La crainte d'un "plan de licenciement"

C’est donc un véritable coup d’arrêt pour le service des cantines, qui sert quelque 9.300 repas par jour, et qui sera suspendu la semaine prochaine. Autre conséquence : 32 contrats à durée déterminée ne seront pas renouvelés. Ce qui fait craindre "un plan de licenciement" pour le secteur, faute de "solution dans les jours à venir". "Ce plan pourrait concerner plusieurs centaines de personnels, dont dépend le fonctionnement quotidien des établissements. Si tel était le cas, les structures concernées ne pourraient plus rouvrir à la rentrée 2026." Le directeur diocésain a appelé à un "sursaut de responsabilité".

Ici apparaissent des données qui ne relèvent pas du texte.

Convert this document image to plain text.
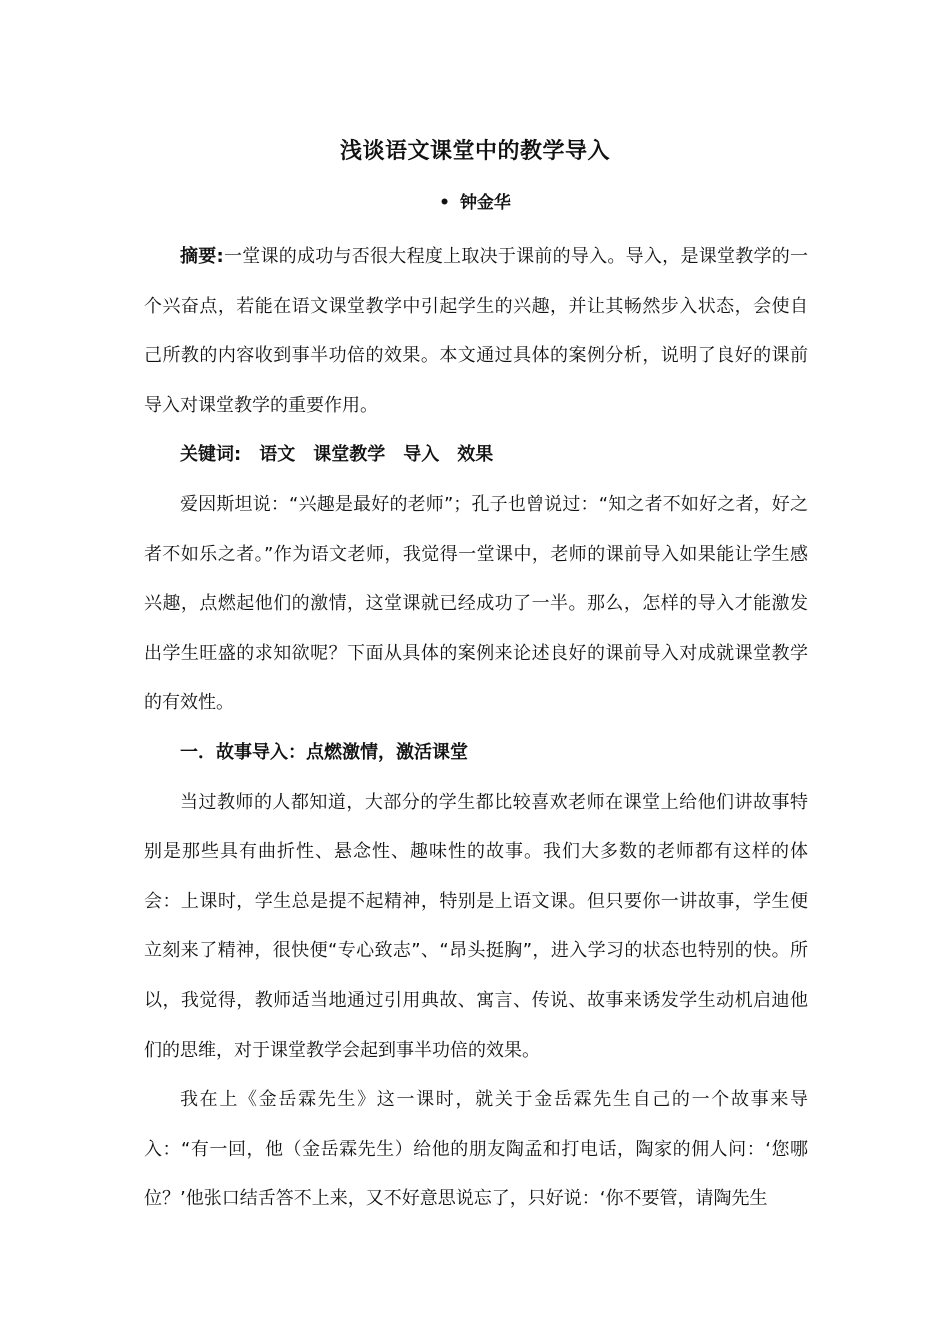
浅谈语文课堂中的教学导入
• 钟金华

摘要:一堂课的成功与否很大程度上取决于课前的导入。导入，是课堂教学的一个兴奋点，若能在语文课堂教学中引起学生的兴趣，并让其畅然步入状态，会使自己所教的内容收到事半功倍的效果。本文通过具体的案例分析，说明了良好的课前导入对课堂教学的重要作用。

关键词: 语文 课堂教学 导入 效果

爱因斯坦说：“兴趣是最好的老师”；孔子也曾说过：“知之者不如好之者，好之者不如乐之者。”作为语文老师，我觉得一堂课中，老师的课前导入如果能让学生感兴趣，点燃起他们的激情，这堂课就已经成功了一半。那么，怎样的导入才能激发出学生旺盛的求知欲呢？下面从具体的案例来论述良好的课前导入对成就课堂教学的有效性。

一．故事导入：点燃激情，激活课堂

当过教师的人都知道，大部分的学生都比较喜欢老师在课堂上给他们讲故事特别是那些具有曲折性、悬念性、趣味性的故事。我们大多数的老师都有这样的体会：上课时，学生总是提不起精神，特别是上语文课。但只要你一讲故事，学生便立刻来了精神，很快便“专心致志”、“昂头挺胸”，进入学习的状态也特别的快。所以，我觉得，教师适当地通过引用典故、寓言、传说、故事来诱发学生动机启迪他们的思维，对于课堂教学会起到事半功倍的效果。

我在上《金岳霖先生》这一课时，就关于金岳霖先生自己的一个故事来导入：“有一回，他（金岳霖先生）给他的朋友陶孟和打电话，陶家的佣人问：‘您哪位？’他张口结舌答不上来，又不好意思说忘了，只好说：‘你不要管，请陶先生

L’enseignement catholique tient un rôle majeur dans l’instruction en Nouvelle-Calédonie, dont certaines zones ne sont pas couvertes par des écoles publiques. L’Église, avec ses écoles et ses missionnaires, tente tant bien que mal d’aider au redressement de ce pays touché par d’importantes émeutes en mai 2024. Des associations, qui aident les plus démunis sur place, avaient alors été prises pour cibles. Certaines, comme Saint-Vincent-de-Paul, avaient tout perdu au cours de ces manifestations violentes.